Korrekterweise zählt als Schwungmasse nur das Gewicht der Schwungscheibe. Es gibt allerdings auch Hersteller, die das Gewicht der Pedalstangen, -aufhängung und Trittflächen draufschlagen, so dass aus der tatsächlichen Schwungmasse von 6 kg leicht 20 kg werden.
Neben dem reinen Gewicht ist aber auch das Zusammenspiel der Komponenten ausschlaggebend. Denn für einen weichen Rundlauf müssen auch Antrieb, Tretlager und Widerstandsgebung gut aneinander angepasst und eingestellt sein. Bei hochwertigen Komponenten und guter Verarbeitung können also auch 10 kg ausreichen.
Die Verwirrung kann man nur dann beseitigen, indem man das Gerät vor dem Kauf ausprobiert.
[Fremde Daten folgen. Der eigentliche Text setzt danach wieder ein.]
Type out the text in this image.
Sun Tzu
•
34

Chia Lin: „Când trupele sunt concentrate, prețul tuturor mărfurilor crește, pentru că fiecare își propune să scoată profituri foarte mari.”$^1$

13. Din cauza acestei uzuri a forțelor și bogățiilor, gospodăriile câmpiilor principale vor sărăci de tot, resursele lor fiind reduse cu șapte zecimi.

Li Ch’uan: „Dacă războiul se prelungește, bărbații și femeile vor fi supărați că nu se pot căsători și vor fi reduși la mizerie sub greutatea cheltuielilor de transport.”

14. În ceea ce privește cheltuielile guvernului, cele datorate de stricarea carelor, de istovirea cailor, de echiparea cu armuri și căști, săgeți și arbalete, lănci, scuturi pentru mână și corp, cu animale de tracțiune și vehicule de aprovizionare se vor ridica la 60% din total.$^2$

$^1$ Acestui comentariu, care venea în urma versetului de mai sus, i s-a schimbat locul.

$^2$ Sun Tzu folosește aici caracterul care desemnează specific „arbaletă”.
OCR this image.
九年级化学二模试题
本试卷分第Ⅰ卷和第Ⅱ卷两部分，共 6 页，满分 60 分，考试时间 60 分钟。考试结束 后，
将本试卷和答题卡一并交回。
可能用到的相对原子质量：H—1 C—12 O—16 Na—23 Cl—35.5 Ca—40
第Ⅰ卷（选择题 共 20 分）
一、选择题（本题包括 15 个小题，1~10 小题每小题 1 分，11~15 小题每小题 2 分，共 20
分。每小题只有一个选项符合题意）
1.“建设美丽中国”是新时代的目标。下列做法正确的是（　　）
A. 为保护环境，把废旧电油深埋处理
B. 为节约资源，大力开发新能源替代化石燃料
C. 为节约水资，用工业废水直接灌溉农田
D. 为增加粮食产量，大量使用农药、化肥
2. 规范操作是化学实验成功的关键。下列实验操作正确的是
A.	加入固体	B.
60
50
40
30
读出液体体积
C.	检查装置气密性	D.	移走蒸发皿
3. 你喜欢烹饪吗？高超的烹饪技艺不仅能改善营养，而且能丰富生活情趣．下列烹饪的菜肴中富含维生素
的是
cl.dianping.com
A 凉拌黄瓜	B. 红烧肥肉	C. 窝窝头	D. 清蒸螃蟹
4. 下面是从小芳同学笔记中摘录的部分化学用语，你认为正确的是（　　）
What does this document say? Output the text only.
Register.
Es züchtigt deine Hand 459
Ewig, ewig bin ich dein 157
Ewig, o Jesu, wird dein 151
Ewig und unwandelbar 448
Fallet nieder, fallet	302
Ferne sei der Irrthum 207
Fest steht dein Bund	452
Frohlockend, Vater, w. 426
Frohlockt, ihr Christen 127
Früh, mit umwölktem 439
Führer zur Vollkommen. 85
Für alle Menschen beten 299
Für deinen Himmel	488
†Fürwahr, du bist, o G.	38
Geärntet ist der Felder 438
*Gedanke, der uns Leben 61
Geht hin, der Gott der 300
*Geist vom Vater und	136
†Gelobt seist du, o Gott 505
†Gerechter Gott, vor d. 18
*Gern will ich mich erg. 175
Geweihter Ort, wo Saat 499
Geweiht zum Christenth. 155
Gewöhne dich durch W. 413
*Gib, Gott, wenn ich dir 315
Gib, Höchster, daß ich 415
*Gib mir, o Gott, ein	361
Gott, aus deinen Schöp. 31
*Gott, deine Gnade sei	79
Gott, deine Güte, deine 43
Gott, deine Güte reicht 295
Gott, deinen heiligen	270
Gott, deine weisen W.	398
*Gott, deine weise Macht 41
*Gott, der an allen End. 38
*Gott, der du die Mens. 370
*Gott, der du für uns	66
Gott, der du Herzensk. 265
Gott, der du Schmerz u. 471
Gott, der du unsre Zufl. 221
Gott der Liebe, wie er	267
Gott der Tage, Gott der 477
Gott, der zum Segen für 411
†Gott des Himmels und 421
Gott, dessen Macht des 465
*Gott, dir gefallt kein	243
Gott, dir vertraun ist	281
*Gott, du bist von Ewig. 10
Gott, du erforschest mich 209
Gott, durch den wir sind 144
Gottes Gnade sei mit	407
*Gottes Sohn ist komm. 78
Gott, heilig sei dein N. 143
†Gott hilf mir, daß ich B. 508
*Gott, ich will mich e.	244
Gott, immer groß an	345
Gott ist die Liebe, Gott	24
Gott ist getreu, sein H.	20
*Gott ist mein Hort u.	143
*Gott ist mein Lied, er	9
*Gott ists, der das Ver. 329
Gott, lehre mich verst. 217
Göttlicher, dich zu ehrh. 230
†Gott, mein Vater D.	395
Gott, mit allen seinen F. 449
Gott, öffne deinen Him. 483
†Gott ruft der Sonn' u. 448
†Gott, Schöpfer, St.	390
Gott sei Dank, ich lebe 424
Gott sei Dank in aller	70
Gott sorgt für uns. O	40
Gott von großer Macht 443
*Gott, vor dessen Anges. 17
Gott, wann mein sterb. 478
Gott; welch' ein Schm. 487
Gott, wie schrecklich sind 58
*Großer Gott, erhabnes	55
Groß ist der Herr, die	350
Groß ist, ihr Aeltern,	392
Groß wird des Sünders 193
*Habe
Wenn der Bewegungsablauf wirklich rund und harmonisch ist, reicht die Schwungmasse sicher aus.

Bremssystem

Bremssystem und Schwungmasse Crosstrainer

Wozu bremsen, wenn man ja doch nicht von der Stelle kommt? Spaß beiseite, gebremst wird natürlich nur die Schwungscheibe, um die Trainingsintensität zu erhöhen. Je nach Modell gibt es unterschiedlich viele Stufen, den Widerstand zu dosieren. Die Abstände sollten möglichst gleichmäßig und fein sein, damit jeder Trainierende die Stufe findet, die optimal zu seiner persönlichen Leistungsfähigkeit passt. Um diese Anforderung zu erfüllen, sollten es schon 15 Stufen – oder natürlich mehr – sein.
Die meisten Crosstrainer sind mit elektromagnetischen Bremsen ausgestattet. Sie sind leise, verschleißen nicht und haben keinen negativen Einfluß auf die Drehzahl beim Training. Alternativ werden Wirbelstrom- bzw. Induktionsbremsen verwendet, mit denen noch höhere Widerstandswerte möglich werden, ohne dass der Rundlauf beeinträchtigt wird.
Da es auch hier große Qualitätsunterschiede zwischen den Geräten und Herstellern gibt, sollte man beim Ausprobieren des Geräts auch darauf achten, ob sich die verschiedenen Stufen auch wirklich unterscheiden, ohne dass die Sprünge zu abrupt sind.

Trainingscomputer

Trainingscomputer am Crosstrainer
Der Trainingscomputer misst während des Trainings die aktuellen Werte am Gerät und beim Sportler. Dies sind zumeist die Trainingsdauer, das Tempo, die Frequenz und die zurückgelegte Strecke und natürlich die Pulswerte, die im Display angezeigt werden.

Die Bedienung des Computers sollte möglichst einfach und intuitiv sein, da nicht alle Trainierenden zwangsläufig „Computerfreaks“ sind, die neben der sportlichen auch noch die geistige Herausforderung suchen. Die Anzahl an Tasten und Knöpfen sollte auf das Nötigste begrenzt werden, so dass die Funktionen leicht verständlich und alle Tasten gut erreichbar sind.

Trainingsprogramme
Für die Anzahl der Trainingsprogramme, die ein Crosstrainer anbietet, kann getrost die Regel „weniger ist mehr“ angewendet werden. Denn wer will schon vor dem Training erst ewig lang das Gerät einstellen oder Handbücher studieren, um zu verstehen, welches Programm wie funktioniert?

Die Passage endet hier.